Doctors offered her parents, Gwen and Roy, essentially no hope
that she ever would walk again. But her father would not accept
it. Roy Holley teaches leadership skills; within hours, he put
his own to work, scanning the globe to prove the doctors wrong.
He found information about a new treatment designed to repair
nerve damage in patients with recent spinal cord injuries.
But there was a catch. The treatment did have a great success
rate, but so far only in the lab, and only in rats.

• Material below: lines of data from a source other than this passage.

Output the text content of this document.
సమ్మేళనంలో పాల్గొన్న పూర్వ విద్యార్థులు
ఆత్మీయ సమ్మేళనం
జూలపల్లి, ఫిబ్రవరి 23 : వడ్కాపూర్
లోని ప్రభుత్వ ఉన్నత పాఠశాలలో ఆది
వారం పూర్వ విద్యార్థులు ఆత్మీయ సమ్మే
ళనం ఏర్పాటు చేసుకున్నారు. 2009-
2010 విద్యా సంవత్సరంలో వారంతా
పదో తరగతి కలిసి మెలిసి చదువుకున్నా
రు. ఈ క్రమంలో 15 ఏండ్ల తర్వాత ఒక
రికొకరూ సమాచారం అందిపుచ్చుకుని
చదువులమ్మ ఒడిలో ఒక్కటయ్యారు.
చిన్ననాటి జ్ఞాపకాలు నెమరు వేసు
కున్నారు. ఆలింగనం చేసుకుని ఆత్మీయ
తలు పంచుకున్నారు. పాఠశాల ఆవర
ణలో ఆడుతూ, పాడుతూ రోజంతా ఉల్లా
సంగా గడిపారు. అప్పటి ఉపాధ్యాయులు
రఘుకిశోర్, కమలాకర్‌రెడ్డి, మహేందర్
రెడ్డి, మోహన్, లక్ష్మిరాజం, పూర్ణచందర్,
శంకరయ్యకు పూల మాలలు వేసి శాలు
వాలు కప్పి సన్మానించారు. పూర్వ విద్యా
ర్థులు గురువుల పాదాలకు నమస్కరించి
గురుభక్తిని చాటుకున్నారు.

There was another catch. While the FDA has approved a clinical
trial of this treatment in the U.S., the only doctors actually
using it were 7,000 miles away in Israel. Researchers there,
at a company called Proneuron, had been looking for a suitable
human patient for months. They couldn’t believe it when Roy
Holley simply called them out of the blue. The Holleys borrowed
$90,000 to get her to Israel within the treatment’s two-week
window.
The key to the research is macrophages, special immune cells
that promote healing. But they are not found in great numbers
in the spinal cord. The Israelis' revolutionary idea is to isolate
them in another part of the patient's body, and then inject
them into the damaged spinal cord. Doctors had never before
considered this method, fearing it might aggravate the injury.
"How much she will improve, we don't know. We don't know. We
don't know what to expect because she is the first one," says
Dr. Valentine Fulga, who is leading the research.
For 70 per cent of the rats, the cells helped the spinal nerves
regenerate. Two weeks after the procedure, Melissa began to
feel sensation in her legs. When she returned to Colorado, her
progress continued.
"Slowly but surely it... it, you know, spread to my ,you know,
abdomen and stomach and my lower back," she says.
Her ability to move has also returned, although more slowly.
Now, less than a year after her accident, Melissa can lift her
once-paralyzed legs. Her Israeli surgeon, Nachshon Knoller,
believes that she will walk again.
Doctors say that if this new procedure does work for Melissa,
it might work for other patients with recent spinal cord injuries.
"I’ll never be satisfied until I am the way I was," says Melissa.